By: Timothy McFarlin | Published: July 13th, 2010 | Category: Bankruptcy

According to Reuters, General Growth Properties Inc., is seeking to swap its present $400 million loan (given last year to the company so it may continue to function despite bankruptcy) for one which could save the company roughly $2.7 million, a month, in interest payments.

In documents filed in New York City’s US Bankruptcy Court, the new loan in question features a fixed interest rate of 5.5% which would take over the initial debtor-in-possession, or DIP, loan, which had an interest rate of London Interbank Offered Rate, or LIBOR, plus 12% as well as a 1.5% LIBOR floor.

General Growth Properties Inc. has placed approximately $970.5 million in escrow, and is now awaiting the bankruptcy court’s approval. This, according to court documents, is what gave way for General Growth to enter a DIP credit agreement. The new loan will be reviewed during an upcoming court hearing on July 22nd.

General Growth secured inexpensive financing when a group lead by Brookfield Asset Management Inc. agreed to give them over $6.55 billion, in support of their exit from bankruptcy. General Growth Properties owns, manages and has vested interest in more than 200 regional shopping malls, across forty-five states, and in seven master planned communities.

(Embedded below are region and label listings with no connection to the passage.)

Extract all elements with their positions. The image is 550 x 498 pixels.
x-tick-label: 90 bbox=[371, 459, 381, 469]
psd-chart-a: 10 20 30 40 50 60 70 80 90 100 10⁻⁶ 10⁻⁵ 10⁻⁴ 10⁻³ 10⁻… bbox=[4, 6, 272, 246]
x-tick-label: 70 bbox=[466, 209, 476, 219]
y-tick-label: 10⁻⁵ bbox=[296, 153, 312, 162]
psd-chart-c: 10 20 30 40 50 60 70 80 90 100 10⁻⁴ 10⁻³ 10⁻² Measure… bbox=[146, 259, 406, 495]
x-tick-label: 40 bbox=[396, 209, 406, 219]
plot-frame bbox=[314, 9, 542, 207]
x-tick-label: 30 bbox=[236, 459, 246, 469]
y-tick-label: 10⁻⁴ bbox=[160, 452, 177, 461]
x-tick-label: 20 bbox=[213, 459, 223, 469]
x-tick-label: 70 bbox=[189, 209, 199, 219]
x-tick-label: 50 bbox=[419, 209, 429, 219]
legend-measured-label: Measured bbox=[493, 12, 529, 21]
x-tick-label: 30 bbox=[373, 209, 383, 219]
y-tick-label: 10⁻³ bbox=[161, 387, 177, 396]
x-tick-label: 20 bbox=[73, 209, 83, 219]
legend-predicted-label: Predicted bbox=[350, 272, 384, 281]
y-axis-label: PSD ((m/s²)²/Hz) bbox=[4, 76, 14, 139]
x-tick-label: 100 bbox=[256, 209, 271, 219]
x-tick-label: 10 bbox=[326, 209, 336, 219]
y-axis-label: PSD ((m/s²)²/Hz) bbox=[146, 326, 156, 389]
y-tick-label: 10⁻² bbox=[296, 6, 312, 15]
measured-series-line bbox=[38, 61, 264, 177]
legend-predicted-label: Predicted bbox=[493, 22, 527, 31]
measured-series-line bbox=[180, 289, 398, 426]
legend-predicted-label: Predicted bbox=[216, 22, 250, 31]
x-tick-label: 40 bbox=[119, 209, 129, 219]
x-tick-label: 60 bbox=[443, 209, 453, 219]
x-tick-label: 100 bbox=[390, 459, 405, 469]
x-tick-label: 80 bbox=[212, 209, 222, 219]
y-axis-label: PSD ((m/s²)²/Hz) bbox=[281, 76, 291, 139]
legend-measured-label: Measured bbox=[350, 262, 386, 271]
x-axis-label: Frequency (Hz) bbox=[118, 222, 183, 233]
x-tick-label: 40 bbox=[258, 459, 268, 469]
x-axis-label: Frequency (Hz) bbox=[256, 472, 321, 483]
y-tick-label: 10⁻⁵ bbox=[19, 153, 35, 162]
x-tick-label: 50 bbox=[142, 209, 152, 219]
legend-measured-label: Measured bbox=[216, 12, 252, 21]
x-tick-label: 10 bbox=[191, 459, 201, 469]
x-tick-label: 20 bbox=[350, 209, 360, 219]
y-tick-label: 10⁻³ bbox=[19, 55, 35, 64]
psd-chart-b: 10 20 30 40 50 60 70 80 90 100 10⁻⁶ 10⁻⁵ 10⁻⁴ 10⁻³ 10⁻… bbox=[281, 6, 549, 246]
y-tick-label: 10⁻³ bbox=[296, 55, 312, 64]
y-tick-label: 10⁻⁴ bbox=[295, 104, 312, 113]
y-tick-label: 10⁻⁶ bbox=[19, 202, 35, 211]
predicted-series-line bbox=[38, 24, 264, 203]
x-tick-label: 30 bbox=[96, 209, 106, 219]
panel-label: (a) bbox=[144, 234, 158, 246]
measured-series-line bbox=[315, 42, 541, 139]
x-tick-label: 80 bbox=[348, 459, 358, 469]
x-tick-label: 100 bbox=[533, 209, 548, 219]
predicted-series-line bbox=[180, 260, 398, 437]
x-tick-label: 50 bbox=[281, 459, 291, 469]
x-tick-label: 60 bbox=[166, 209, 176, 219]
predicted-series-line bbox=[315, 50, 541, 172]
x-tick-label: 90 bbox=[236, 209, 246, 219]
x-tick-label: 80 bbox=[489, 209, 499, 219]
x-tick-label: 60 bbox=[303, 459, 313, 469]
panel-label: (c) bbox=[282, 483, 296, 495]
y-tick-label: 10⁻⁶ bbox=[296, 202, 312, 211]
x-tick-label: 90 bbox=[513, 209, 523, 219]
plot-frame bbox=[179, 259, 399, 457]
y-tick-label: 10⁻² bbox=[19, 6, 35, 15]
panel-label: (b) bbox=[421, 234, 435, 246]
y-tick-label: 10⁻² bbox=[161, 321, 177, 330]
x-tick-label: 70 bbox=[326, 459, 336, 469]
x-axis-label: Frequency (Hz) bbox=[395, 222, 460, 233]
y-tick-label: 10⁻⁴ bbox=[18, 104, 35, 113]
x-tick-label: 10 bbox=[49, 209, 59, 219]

The company presently owns the world’s largest open-air shopping mall in Honolulu, Hawaii and has labeled twenty-two of their malls as “Platinum Properties,” meaning the malls have luxury brand stores as tenants, including Tiffany, Lord & Taylor, Neiman Marcus, Saks Fifth Avenue and others.

Two years ago, General Growth reported they were an estimated $25 billion in debt. When they missed a $900 million repayment deadline, their lenders were in a position to issue a “notice of default,” forcing the company to seek protection from all of its creditors under Chapter 11 bankruptcy.

Unable to make a deal with its creditors, on April 16th of last year, General Growth Properties filed for Chapter 11 bankruptcy. It was the largest real estate bankruptcy since 1980. According to their bankruptcy filing, the company had roughly $29.6 billion in assets by the end of 2008 yet was $27.3 billion in debt.